3. Minimise subordinate clauses. Subordinate clauses can work to give explanations or provide additional information. But they can also distract from the main action. For an action story especially, what you want to convey is a sense of immediacy.
For example*, “Some might have considered Anna a timid girl but on this dark night, for the sun had set some hours before, as she strolled slowly home from work, feeling tired, for it had been a long and difficult day in the office, when Anna was suddenly and brutally attacked, she felt it within her heart that now was the time to be strong and fight back with all her might.” This gives you a lot of information about Anna and her day at work and what her friends think of her. But it loses immediacy because we are not there with her in the attack.
Compare: “Anna was tired. It had been a long and difficult day at the office. On her usual route back from work, she walked more slowly that usual even though it was already dark. Suddenly, someone grabbed her from behind. …..” And then you can describe the scene where she fights back. We do not need to know yet that her friends think her timid. You can always include that later, perhaps in a scene with her friends talking about how brave she was and how that was unexpected for them. The main point in this particular scene is the attack and her fighting back.
Go through your story and see where you can cut out subordinate clauses that are not relevant for that scene right now.
So, whatever age you may be, if you’re working to improve your writing, I hope these few pointers help you, too.
If you have any tips that you’d like to share with other writers, please do add them as a comment or email me, using the Contact link above.
*These examples are NOT taken from my nephew’s story - they are invented by me as illustrations.
Photo: thanks to this is your brain on… on flickr.com












October 16th, 2007 at 1:24 pm
IN non-fiction factual or opinionated writing that is long or voluminous, I sometimes wish its author would give a brief summary at the outset and use headings or sub-headings when appropriate instead of giving one continuous, rambling discursive lot that the reader is obliged to plough through to the very end to get to the gist of the story or find out exactly what the author is trying to convey or tell.
Also verbosity or unnecessary verbiage is something the reader can do without IMHO. Good points you made,YM, about minimal use of adverbs, etc.

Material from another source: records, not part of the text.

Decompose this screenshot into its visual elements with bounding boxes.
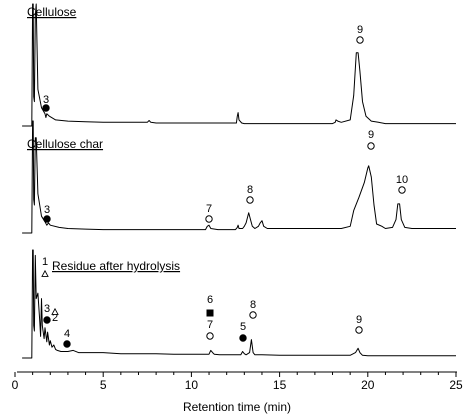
- x-axis: 0 5 10 15 20 25 Retention time (min): [12, 371, 463, 414]
- filled-circle-icon: [239, 334, 247, 342]
- chromatogram-trace: [22, 249, 456, 359]
- x-tick-label: 10: [185, 378, 199, 392]
- peak-number: 3: [44, 204, 50, 216]
- peak-marker-4: 4: [63, 328, 71, 348]
- filled-circle-icon: [42, 104, 50, 112]
- peak-marker-10: 10: [396, 174, 408, 194]
- panel-title: Cellulose: [27, 5, 77, 19]
- filled-circle-icon: [43, 316, 51, 324]
- peak-marker-3: 3: [43, 204, 51, 223]
- peak-marker-9: 9: [355, 314, 363, 334]
- open-circle-icon: [398, 186, 406, 194]
- peak-number: 4: [64, 328, 70, 340]
- open-circle-icon: [355, 326, 363, 334]
- peak-marker-9: 9: [367, 129, 375, 150]
- peak-marker-1: 1: [41, 256, 49, 277]
- panels: Cellulose 3 9 Cellulose char 3 7 8 9 10 Residue a…: [22, 3, 456, 359]
- open-triangle-icon: [51, 307, 59, 315]
- peak-number: 6: [207, 294, 213, 306]
- open-circle-icon: [249, 311, 257, 319]
- peak-marker-3: 3: [43, 303, 51, 324]
- peak-number: 10: [396, 174, 408, 186]
- peak-marker-2: 2: [51, 307, 59, 324]
- peak-marker-7: 7: [206, 319, 214, 340]
- peak-marker-5: 5: [239, 321, 247, 342]
- open-circle-icon: [246, 196, 254, 204]
- peak-number: 9: [356, 314, 362, 326]
- open-circle-icon: [206, 332, 214, 340]
- x-axis-title: Retention time (min): [183, 400, 291, 414]
- x-ticks: 0 5 10 15 20 25: [12, 372, 463, 392]
- peak-marker-6: 6: [206, 294, 214, 317]
- x-tick-label: 15: [273, 378, 287, 392]
- filled-circle-icon: [43, 215, 51, 223]
- peak-marker-9: 9: [356, 24, 364, 44]
- peak-number: 9: [368, 129, 374, 141]
- peak-number: 7: [206, 203, 212, 215]
- peak-number: 1: [42, 256, 48, 268]
- peak-number: 3: [44, 303, 50, 315]
- panel-2: Cellulose char 3 7 8 9 10: [22, 120, 456, 234]
- open-triangle-icon: [41, 269, 49, 277]
- open-circle-icon: [367, 142, 375, 150]
- peak-number: 2: [52, 312, 58, 324]
- peak-number: 9: [357, 24, 363, 36]
- peak-number: 3: [43, 94, 49, 106]
- x-tick-label: 25: [449, 378, 463, 392]
- panel-1: Cellulose 3 9: [22, 3, 456, 127]
- filled-square-icon: [206, 309, 214, 317]
- peak-marker-8: 8: [249, 299, 257, 319]
- panel-title: Residue after hydrolysis: [52, 259, 180, 273]
- peak-marker-8: 8: [246, 184, 254, 204]
- peak-number: 8: [247, 184, 253, 196]
- peak-number: 7: [207, 319, 213, 331]
- chromatogram-trace: [22, 3, 456, 127]
- x-tick-label: 20: [361, 378, 375, 392]
- x-tick-label: 0: [12, 378, 19, 392]
- peak-number: 8: [250, 299, 256, 311]
- peak-number: 5: [240, 321, 246, 333]
- filled-circle-icon: [63, 340, 71, 348]
- peak-marker-3: 3: [42, 94, 50, 112]
- panel-title: Cellulose char: [27, 137, 103, 151]
- x-tick-label: 5: [100, 378, 107, 392]
- open-circle-icon: [205, 215, 213, 223]
- peak-marker-7: 7: [205, 203, 213, 223]
- open-circle-icon: [356, 36, 364, 44]
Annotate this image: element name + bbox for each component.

In my student days, I was advised irrelevancy and waffle were the bane of examiners and an exam candidate did himself no favours indulging in that.
Perhaps avoidance of that is a valid approach to published writing.
BTW Sir Ernest Gower’s The Complete Plain Words - a guide to officialese and use of English was issued free to every officer of a certain level in certain government departments in Malaysia in the days when English was a medium of communication, for use and reference, at least in my days in military administration. The authorities seemed to care enough about proper and correct use of English and officialese by their employees then.
October 16th, 2007 at 7:02 pm
I agree, Yeeton, it’s important for officials to master the main language of communication of the relevant country - a mis-communication by a misplaced comma etc could cause a lot of problem, I would imagine!
October 17th, 2007 at 11:00 am
IN light of what you say, YM, it’s not altogether surprising
English Wills are constructed entirely devoid of punctuation
marks, presumably, with absolute clarity and nothing to give rise to the slightest ambiguity or uncertainty.
October 18th, 2007 at 1:43 pm
ON Gower’s The Complete Plain Words, a friend writes,
I remember my father, a govt servant, had a copy too and followed it religiously, something that rubbed off on me. I remember reading the difference between the verbs ‘effect’ and ‘affect’ from Gower’s book. I still
have this copy somewhere in my library.